Pertamina Butuh Regulasi untuk Tingkatkan Aset
Berita

Pertamina Butuh Regulasi untuk Tingkatkan Aset

Penggabungan Pertamina-SKK Migas bisa tingkatkan aset.

KAR
Bacaan 2 Menit
Pertamina. Foto: Sgp
Pertamina. Foto: Sgp
Direktur Hulu PT Pertamina (Persero), Syamsu Alam, mengatakan bahwa untuk bisa meningkatkan aset perusahaan pelat merah itu membutuhkan regulasi yang mendukung. Ia menyebut, keberadaan payung hukum bisa memberi kepastian bagi perusahaan untuk meningkatkan aset. Dengan demikian, langkah yang diambil perusahaan tak akan tersandung masalah hukum.

"Alangkah baiknya jika ada regulasi yang memungkinkan Pertamina untuk meningkatkan asetnya,"tuturnya di Jakarta, Kamis (9/7).

Lebih lanjut Syamsu menyebut, salah satu upaya yang bisa dilakukan Pertamina untuk meningkatkan aset adalah bergabung dengan Satuan Kerja Khusus Kegiatan Usaha Hulu Minyak dan Gas (SKK Migas). Syamsu menghitung, penggabungan itu akan meningkatkan aset kedua lembaga menjadi berkali lipat. Menurutnya, jika Pertamina bergabung dengan SKK Migas maka perusahaan minyak nasional itu bisa duduk di peringkat 24 dunia dari peringkat 42 saat ini.

“Aset perseroan bisa setara dengan perusahaan energi asal Amerika Serikat, Chevron Corporation,” tutur dia.

Syamsu menjelaskan, saat ini Pertamina hanya memiliki cadangan 10 persen dari total cadangan yang ada di dalam negeri. Sisanya mayoritas dikuasai perusahaan asing di bawah pengawasan SKK Migas. Oleh karena itu, jika Pertamina bergabung dengan SKK Migas maka cadangan yang dimiliki pun akan bertambah.

Selain itu, jika dibandingkan dengan beberapa negara lainnya, prosentase cadangan Pertamina masih jauh tertinggal. Menurut Syamsu, perusahaan minyak nasional Thailand menguasai 30 persen dari total cadangan migas di negara itu. Selain itu, Vietnam 31 persen, Malaysia 49 persen, Brasil 70 persen, Venezuela 92 persen, bahkan Arab Saudi 99 persen.

Sementara itu, Kepala SKK Migas Amien Sunaryadi justru berpendapat lain. Amin mengaku tidak setuju dengan rencana penggabungan antara SKK Migas dengan Pertamina. Menurutnya, penggabungan kedua instansi itu justru akan memunculkan banyak masalah baru.

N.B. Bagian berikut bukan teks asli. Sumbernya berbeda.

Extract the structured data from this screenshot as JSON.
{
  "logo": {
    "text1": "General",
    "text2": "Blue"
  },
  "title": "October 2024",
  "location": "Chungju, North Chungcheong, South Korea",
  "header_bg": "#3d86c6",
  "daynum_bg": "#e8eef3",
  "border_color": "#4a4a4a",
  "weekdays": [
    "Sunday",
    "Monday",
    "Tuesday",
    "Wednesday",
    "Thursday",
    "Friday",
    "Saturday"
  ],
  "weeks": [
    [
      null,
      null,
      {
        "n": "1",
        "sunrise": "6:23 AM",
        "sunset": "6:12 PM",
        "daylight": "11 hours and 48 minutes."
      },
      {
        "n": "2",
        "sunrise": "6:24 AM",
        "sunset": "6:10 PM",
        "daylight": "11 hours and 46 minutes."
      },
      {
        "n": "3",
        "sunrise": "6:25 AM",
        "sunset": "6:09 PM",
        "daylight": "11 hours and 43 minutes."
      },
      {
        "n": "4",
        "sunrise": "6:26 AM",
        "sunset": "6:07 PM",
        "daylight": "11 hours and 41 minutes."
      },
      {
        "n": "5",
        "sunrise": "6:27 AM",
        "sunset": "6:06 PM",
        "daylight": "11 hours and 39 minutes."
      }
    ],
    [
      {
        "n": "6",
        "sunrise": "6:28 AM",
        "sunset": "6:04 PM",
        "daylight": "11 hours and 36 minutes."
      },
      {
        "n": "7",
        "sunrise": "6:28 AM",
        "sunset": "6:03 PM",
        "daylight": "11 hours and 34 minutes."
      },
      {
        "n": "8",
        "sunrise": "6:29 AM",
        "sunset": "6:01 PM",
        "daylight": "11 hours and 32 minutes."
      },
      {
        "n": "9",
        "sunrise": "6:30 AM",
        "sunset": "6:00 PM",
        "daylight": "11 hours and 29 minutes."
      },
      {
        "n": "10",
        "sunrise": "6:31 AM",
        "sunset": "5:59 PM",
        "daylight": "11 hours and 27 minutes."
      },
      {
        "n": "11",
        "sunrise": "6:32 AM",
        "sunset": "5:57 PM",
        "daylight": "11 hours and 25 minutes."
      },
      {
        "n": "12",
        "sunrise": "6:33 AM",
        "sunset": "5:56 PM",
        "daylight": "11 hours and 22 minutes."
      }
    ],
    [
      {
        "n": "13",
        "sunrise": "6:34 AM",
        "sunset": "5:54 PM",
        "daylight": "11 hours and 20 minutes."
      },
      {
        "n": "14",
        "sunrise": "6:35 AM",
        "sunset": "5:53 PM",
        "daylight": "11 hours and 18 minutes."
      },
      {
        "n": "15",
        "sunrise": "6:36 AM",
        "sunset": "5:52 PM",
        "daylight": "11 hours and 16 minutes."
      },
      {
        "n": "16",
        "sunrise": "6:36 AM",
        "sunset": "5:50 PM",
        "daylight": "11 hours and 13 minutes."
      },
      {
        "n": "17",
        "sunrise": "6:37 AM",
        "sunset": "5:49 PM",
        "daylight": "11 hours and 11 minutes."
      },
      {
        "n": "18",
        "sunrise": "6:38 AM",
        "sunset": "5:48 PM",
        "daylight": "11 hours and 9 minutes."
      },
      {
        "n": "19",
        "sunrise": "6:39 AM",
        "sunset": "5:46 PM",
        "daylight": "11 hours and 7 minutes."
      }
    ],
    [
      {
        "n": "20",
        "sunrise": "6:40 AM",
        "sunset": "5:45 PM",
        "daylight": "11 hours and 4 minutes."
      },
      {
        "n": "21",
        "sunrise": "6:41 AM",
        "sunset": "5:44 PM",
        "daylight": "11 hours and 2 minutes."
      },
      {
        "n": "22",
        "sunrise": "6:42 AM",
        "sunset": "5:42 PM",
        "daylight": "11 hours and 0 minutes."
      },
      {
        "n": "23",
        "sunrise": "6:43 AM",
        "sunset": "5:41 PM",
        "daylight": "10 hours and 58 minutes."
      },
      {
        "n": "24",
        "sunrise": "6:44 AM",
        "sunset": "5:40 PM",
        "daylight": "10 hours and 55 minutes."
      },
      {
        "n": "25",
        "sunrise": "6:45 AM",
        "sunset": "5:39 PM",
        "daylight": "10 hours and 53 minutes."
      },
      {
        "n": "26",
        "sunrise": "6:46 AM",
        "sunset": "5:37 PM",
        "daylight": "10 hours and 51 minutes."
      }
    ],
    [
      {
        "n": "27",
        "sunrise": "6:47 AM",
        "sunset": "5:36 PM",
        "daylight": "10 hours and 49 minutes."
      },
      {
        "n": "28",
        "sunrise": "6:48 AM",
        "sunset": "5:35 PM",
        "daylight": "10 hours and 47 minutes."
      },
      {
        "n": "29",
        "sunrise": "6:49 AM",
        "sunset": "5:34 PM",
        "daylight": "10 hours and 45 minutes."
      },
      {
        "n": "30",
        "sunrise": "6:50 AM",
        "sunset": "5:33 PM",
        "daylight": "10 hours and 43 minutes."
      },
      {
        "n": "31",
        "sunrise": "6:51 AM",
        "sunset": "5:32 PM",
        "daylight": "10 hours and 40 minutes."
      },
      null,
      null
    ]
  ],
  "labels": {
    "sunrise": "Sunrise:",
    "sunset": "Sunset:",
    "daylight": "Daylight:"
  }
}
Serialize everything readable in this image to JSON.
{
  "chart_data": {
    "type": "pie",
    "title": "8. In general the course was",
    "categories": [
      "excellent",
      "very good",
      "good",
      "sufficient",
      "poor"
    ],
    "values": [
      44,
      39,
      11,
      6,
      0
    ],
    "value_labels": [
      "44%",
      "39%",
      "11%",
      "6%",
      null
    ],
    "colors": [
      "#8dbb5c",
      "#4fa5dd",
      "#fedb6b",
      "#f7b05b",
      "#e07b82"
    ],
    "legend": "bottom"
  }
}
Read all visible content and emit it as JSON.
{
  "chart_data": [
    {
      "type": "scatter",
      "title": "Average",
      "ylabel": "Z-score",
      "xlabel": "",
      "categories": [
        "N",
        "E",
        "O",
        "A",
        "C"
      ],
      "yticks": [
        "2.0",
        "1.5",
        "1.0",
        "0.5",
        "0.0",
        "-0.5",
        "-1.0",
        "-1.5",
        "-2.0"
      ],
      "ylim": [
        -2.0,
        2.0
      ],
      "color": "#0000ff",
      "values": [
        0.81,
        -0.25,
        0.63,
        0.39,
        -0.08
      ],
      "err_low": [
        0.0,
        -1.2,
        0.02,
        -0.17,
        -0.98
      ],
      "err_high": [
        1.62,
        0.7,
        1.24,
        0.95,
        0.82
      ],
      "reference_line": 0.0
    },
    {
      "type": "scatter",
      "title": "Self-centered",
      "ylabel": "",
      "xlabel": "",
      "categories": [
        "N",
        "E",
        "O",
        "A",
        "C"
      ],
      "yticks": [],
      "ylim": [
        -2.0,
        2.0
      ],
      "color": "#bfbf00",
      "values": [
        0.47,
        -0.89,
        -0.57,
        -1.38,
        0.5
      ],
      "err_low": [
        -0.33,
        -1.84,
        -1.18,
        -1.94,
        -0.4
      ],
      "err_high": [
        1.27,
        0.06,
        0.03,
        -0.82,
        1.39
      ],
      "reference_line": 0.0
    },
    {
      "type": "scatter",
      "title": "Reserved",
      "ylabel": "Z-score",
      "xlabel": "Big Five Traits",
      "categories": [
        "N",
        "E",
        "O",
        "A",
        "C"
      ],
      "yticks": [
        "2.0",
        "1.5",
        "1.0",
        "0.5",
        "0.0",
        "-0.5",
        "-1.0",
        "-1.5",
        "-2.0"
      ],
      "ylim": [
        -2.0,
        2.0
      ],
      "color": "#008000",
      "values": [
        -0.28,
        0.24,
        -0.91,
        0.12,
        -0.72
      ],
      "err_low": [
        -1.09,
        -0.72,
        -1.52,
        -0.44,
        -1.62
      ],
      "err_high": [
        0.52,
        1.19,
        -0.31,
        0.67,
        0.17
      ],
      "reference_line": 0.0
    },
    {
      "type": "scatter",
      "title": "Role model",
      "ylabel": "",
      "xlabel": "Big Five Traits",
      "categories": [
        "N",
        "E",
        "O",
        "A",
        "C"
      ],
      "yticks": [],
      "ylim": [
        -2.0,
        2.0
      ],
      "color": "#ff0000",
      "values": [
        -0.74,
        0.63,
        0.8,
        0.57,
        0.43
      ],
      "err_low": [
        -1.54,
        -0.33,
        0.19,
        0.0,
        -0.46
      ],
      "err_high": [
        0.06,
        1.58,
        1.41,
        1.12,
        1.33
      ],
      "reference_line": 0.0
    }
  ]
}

Amin menilai, saat ini sistem dan manajemen baik di SKK Migas ataupun di Pertamina masih bobrok dan ruwet. Dengan demikian, jika kedua institusi ini dilebur justru akan menciptakan keruwetan menjadi lebih tinggi. Oleh karena itu, menurut Amin keduanya saat ini lebih baik fokus untuk membenahi manajemen masing-masing.

"Saya mengakui SKK Migas masih ada boroknya, belum efisien dan masih perlu waktu agar bisa lebih cepat dan efisien. Pertamina juga banyak boroknya dan kompleksitas harus dibenahi. Kalau digabung dengan Pertamina punya keruwetan tinggi," tuturnya.

Ia mengatakan sebaiknya wacana penggabungan digulirkan dalam waktu sepuluh tahun mendatang. Asumsinya, masa itu kedua instansi sudah dalam kondisi yang lebih baik. Amin melihat saat ini belum tepat untuk membicarakan penggabungan antara Pertamina dan SKK Migas.

"Lebih baik Pertamina dibenahi, SKK Migas dibenahi. Nanti kita lihat 10 tahun seperti apa. Dari situlah lebih baik keduanya digabung atau tidak," terangnya.

Direktur Eksekutif Forum Kajian Energi dan Mineral Indonesia (FORKEI), Sabri Piliang, menilai penggabungan SKK Migas dengan Pertamina justru akan membawa dampak positif. Ia bahkan melihat, pembenahan usaha migas di Indonesia hanya dapat diperbaiki dengan memasukkan SKK Migas, PGN, dan Pertagas ke dalam unit-unit di Pertamina. Pasalnya, perusahaan plat merah itu mengurusi bidang energi.

"Dengan begitu, pengelolaan migas tidak berkelindan dan saling berhimpitan. Saya yakin, lifting minyak akan dapat diperbaiki," kata Sabri.